Fitzgerald approached the investigation more aggressively and eventually secured the indictment and conviction of Libby on perjury and obstruction of justice charges. In the aftermath, Bush commuted Libby’s prison sentence, sparing him from 30 months in jail.
Since then, the Plame-gate affair has faded from public attention, but it now appears that historians, too, will be denied anything approaching a full record of the scandal.
Payton, the White House chief information officer, said any further attempt by U.S. Magistrate John M. Facciola to force the administration to retain all e-mails on the White House network would "yield marginal benefits at best, while imposing substantial burdens and disruptions."

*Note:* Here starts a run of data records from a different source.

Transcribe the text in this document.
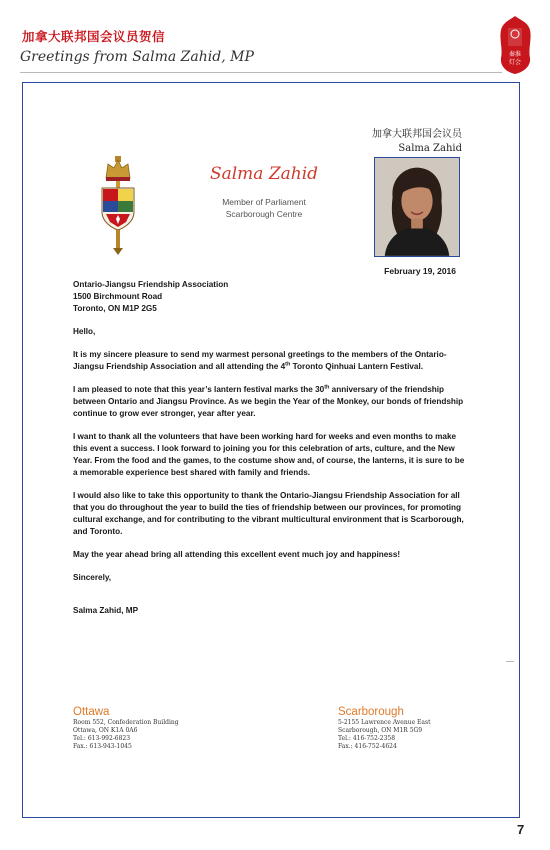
加拿大联邦国会议员贺信
Greetings from Salma Zahid, MP	秦淮
灯会
Salma Zahid
Member of Parliament
Scarborough Centre
加拿大联邦国会议员
Salma Zahid
February 19, 2016
Ontario-Jiangsu Friendship Association
1500 Birchmount Road
Toronto, ON M1P 2G5

Hello,

It is my sincere pleasure to send my warmest personal greetings to the members of the Ontario-Jiangsu Friendship Association and all attending the 4th Toronto Qinhuai Lantern Festival.

I am pleased to note that this year’s lantern festival marks the 30th anniversary of the friendship between Ontario and Jiangsu Province. As we begin the Year of the Monkey, our bonds of friendship continue to grow ever stronger, year after year.

I want to thank all the volunteers that have been working hard for weeks and even months to make this event a success. I look forward to joining you for this celebration of arts, culture, and the New Year. From the food and the games, to the costume show and, of course, the lanterns, it is sure to be a memorable experience best shared with family and friends.

I would also like to take this opportunity to thank the Ontario-Jiangsu Friendship Association for all that you do throughout the year to build the ties of friendship between our provinces, for promoting cultural exchange, and for contributing to the vibrant multicultural environment that is Scarborough, and Toronto.

May the year ahead bring all attending this excellent event much joy and happiness!

Sincerely,

Salma Zahid, MP

Ottawa
Room 552, Confederation Building
Ottawa, ON K1A 0A6
Tel.: 613-992-6823
Fax.: 613-943-1045
Scarborough
5-2155 Lawrence Avenue East
Scarborough, ON M1R 5G9
Tel.: 416-752-2358
Fax.: 416-752-4624
7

But David Gewirtz, an expert on e-mail, and the author of the book Where Have All the Emails Gone? believes the loss of e-mails covering the March to May 2003 period is suspicious.

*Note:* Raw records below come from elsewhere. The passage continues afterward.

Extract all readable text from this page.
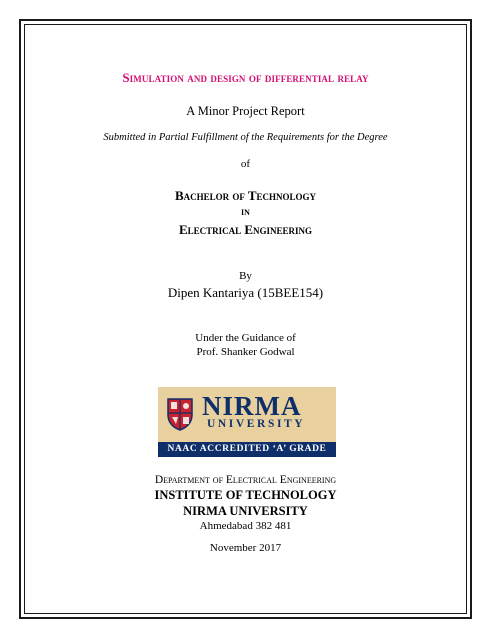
Simulation and design of differential relay
A Minor Project Report
Submitted in Partial Fulfillment of the Requirements for the Degree
of
Bachelor of Technology
in
Electrical Engineering
By
Dipen Kantariya (15BEE154)
Under the Guidance of
Prof. Shanker Godwal
NIRMA
UNIVERSITY
NAAC ACCREDITED ‘A’ GRADE
Department of Electrical Engineering
INSTITUTE OF TECHNOLOGY
NIRMA UNIVERSITY
Ahmedabad 382 481
November 2017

“Sadly, neither elected nor appointed officials in Washington are making the situation any better,” Gewirtz wrote in a technical column about the issue. “In fact, it’s getting worse. I’ve reached the conclusion that it’s time to call for a special prosecutor. We now have official White House statements that federal laws are being broken, and I don’t see any way for this to be resolved without escalation.”
Gewirtz said he contacted Judge Facciola to offer some technical advice on how to possibly uncover the lost e-mails but was told, “The judge is quite technical.”
“White House e-mail is very problematic and, instead of productive action, we’re seeing our Washington friends – even those charged with ultimate oversight – ignoring very practical solutions and instead spinning their wheels, at the expense of both present-day Americans and the historical record,” Gewirtz added.
“What offends me as an IT professional is that none of these problems are insurmountable. In fact, most of them are easy to solve. What’s worse: not a single private-sector CIO [chief information officer] would be allowed to get away with negligence on this massive scale.”